There are troubling goings-on at the Philippine Deposit Insurance Corp. (PDIC) that we learned about in connection with the closure of a thrift bank, Unitrust Development Bank, and they speak of an important cog in the Philippines financial sector going awry. And that is quite troubling.
Over coffee, Unitrust shareholder Francis R. Yuseco gave us tidbits about the way PDIC “raided” the bank of its assets even as the supposed reason for its closure was belied by employees within the PDIC itself who, unable to stomach the strange goings-on, furnished copies to Yuseco about the real state of affairs of Unitrust.
Unitrust was closed down supposedly for being insolvent on January 4, 2002. That reason for the closure, where liabilities are said to be more than the bank assets was, however, disproved by the very employees of PDIC on the real score on about the bank.
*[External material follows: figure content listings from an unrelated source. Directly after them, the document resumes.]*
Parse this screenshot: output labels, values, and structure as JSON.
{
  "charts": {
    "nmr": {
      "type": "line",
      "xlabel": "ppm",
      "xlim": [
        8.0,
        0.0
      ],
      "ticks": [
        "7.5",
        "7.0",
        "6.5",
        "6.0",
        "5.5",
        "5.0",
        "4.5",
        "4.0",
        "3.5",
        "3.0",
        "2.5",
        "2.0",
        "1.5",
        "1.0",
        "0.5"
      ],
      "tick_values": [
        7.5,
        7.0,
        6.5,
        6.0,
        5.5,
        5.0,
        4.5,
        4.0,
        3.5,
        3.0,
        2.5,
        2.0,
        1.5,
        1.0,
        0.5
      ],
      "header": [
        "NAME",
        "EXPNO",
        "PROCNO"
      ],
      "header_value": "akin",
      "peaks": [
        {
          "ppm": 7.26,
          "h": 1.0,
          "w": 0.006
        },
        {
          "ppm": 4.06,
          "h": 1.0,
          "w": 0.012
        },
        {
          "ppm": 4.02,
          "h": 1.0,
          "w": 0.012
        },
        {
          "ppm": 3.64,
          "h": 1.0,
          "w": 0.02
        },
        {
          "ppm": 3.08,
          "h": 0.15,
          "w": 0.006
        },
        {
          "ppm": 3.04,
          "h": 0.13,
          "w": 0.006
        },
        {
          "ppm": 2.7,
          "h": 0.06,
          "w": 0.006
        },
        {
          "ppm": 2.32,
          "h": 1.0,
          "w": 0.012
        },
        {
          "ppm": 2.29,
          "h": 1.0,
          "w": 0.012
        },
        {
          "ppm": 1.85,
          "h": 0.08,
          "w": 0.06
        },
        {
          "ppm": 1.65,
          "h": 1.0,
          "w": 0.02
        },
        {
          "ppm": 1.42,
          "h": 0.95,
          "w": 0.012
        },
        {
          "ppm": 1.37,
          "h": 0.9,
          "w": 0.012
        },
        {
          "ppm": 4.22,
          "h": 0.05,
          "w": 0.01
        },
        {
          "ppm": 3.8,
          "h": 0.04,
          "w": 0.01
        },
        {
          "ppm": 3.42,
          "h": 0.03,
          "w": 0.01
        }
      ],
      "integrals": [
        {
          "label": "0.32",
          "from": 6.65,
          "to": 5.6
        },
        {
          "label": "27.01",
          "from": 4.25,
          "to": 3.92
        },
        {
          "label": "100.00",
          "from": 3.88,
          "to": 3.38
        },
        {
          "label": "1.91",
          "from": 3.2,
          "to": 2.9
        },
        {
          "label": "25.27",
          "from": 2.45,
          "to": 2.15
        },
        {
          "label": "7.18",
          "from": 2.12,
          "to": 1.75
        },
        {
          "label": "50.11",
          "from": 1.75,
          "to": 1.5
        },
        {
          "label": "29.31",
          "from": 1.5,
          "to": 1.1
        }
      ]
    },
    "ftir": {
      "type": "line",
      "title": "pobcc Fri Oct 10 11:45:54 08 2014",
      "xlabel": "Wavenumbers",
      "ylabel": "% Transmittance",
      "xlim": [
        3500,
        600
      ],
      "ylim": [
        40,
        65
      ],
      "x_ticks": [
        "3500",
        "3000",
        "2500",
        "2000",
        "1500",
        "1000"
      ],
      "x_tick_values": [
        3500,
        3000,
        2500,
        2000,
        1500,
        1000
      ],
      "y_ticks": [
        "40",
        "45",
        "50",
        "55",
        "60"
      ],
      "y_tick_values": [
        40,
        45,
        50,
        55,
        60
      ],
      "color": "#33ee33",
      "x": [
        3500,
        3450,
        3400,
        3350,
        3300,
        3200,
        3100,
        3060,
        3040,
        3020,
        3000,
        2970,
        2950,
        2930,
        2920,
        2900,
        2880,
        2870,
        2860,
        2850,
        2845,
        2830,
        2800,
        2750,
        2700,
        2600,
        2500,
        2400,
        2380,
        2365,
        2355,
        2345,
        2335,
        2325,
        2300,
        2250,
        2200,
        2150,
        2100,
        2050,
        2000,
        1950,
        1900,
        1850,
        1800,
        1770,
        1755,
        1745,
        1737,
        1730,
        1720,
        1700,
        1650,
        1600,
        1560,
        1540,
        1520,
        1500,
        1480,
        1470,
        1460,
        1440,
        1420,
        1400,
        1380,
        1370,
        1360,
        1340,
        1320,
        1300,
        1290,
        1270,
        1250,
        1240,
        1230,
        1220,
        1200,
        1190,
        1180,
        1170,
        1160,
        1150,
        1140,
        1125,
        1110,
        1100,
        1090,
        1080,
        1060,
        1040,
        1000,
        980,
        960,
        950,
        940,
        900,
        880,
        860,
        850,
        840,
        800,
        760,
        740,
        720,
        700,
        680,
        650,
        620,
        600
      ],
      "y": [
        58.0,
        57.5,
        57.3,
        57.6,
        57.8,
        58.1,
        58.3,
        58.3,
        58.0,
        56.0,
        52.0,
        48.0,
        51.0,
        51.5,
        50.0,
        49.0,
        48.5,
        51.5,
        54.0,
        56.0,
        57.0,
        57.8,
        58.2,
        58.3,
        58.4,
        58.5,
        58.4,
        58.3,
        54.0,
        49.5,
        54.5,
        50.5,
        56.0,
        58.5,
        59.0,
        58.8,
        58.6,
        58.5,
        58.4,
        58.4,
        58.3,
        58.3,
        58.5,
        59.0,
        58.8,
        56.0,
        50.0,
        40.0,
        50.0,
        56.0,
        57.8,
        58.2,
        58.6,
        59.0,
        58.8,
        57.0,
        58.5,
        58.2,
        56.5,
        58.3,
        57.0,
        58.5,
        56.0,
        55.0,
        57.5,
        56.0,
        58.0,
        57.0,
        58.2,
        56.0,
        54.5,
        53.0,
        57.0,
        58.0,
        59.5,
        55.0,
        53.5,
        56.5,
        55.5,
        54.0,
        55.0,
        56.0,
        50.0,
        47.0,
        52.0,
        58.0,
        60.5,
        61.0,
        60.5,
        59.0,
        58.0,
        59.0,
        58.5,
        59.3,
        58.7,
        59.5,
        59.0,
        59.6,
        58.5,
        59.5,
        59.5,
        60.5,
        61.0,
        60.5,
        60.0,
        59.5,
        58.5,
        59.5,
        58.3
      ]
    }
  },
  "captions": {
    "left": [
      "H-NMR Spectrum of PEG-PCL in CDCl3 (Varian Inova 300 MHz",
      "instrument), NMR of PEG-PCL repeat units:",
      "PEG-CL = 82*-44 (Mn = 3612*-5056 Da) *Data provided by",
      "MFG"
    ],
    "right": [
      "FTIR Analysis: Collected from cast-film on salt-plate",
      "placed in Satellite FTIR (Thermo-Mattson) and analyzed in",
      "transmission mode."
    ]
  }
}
Yuseco told me that “civic-minded and conscientious other officials and staff of the PDIC were confidentially furnishing the official audited copies “ of Unitrust and it turned out that the bank had a net capital of P153 million as of January 31, 2002, a far cry from its supposed insolvent status.
This is a crucial issue, the P153-million net capital of the bank , since the PDIC had relied on the supposed insolvency status of the bank to file a petition with the Makati Regional Trial Court on April 25, 2005, to have the bank liquidated. With liquidation, all the bank assets can be sold.
Aside from the liquidation of the bank’s assets, the PDIC is empowered to sell an asset even at 49 percent of its value. And this, we learned is what Yuseco rues since he found out that another asset owned by the bank, a pricey condo unit in the Ayala area has just been sold within days of our conversation.
What Yuseco bewails is that during the hearings at the lower court where he contested the PDIC petition for the liquidation of the bank, the court had to order the PDIC to furnish it with the financial status of Unitrust and true enough, the confidential copies that PDIC employees furnished Yuseco were found out to be true.
He told me that the lower court after establishing that Unitrust was still solvent, ordered the PDIC to “cease and desist” from liquidating the bank. But the PDIC still maintained that bank should be liquidated. On appeal, the PDIC changed its legal theory that the bank was being liquidated not because it was insolvent but because it was illiquid. This change of legal theory, according to Yuseco, is anathema both to the Rules of Court and prevailing jurisprudence.
But this change of legal theory was allowed by the Court of Appeals 11th Division and this is what Yuseco finds difficult to comprehend, since there are no laws, jurisprudence or rules that allow the liquidation of illiquid banks provided they are still solvent. If so, the PDIC would have liquidated the Philippine Bank of Communications (PBCom) years ago.
Yuseco maintains that “had it not been for the buy-in of the Lucio Group of Companies, the P7.6-billion unsecured loan that was exposed by the late and enlightened former PDIC President Michael Osmena would have still remained unpaid.”
The Unitrust shareholder has now appealed the CA’s decision with the Supreme Court. Meanwhile, according to Yuseco, he has found out, that the PDIC has collected more than P39 million from the Unitrust. Of this amount, 87.7 percent has been allotted to the PDIC officials “additional salaries, allowances and bonuses” which, we understand, are all prohibited under the double-compensation rule of the 1987 Constitution.
Now, that takes the cake. For Yuseco faces the prospects of possibly getting a bank, should the Supreme Court rule in his favor that has been bled dry of its cash by PDIC officials. Strange, indeed, are the ways of the PDIC but “who will watch the watchmen?”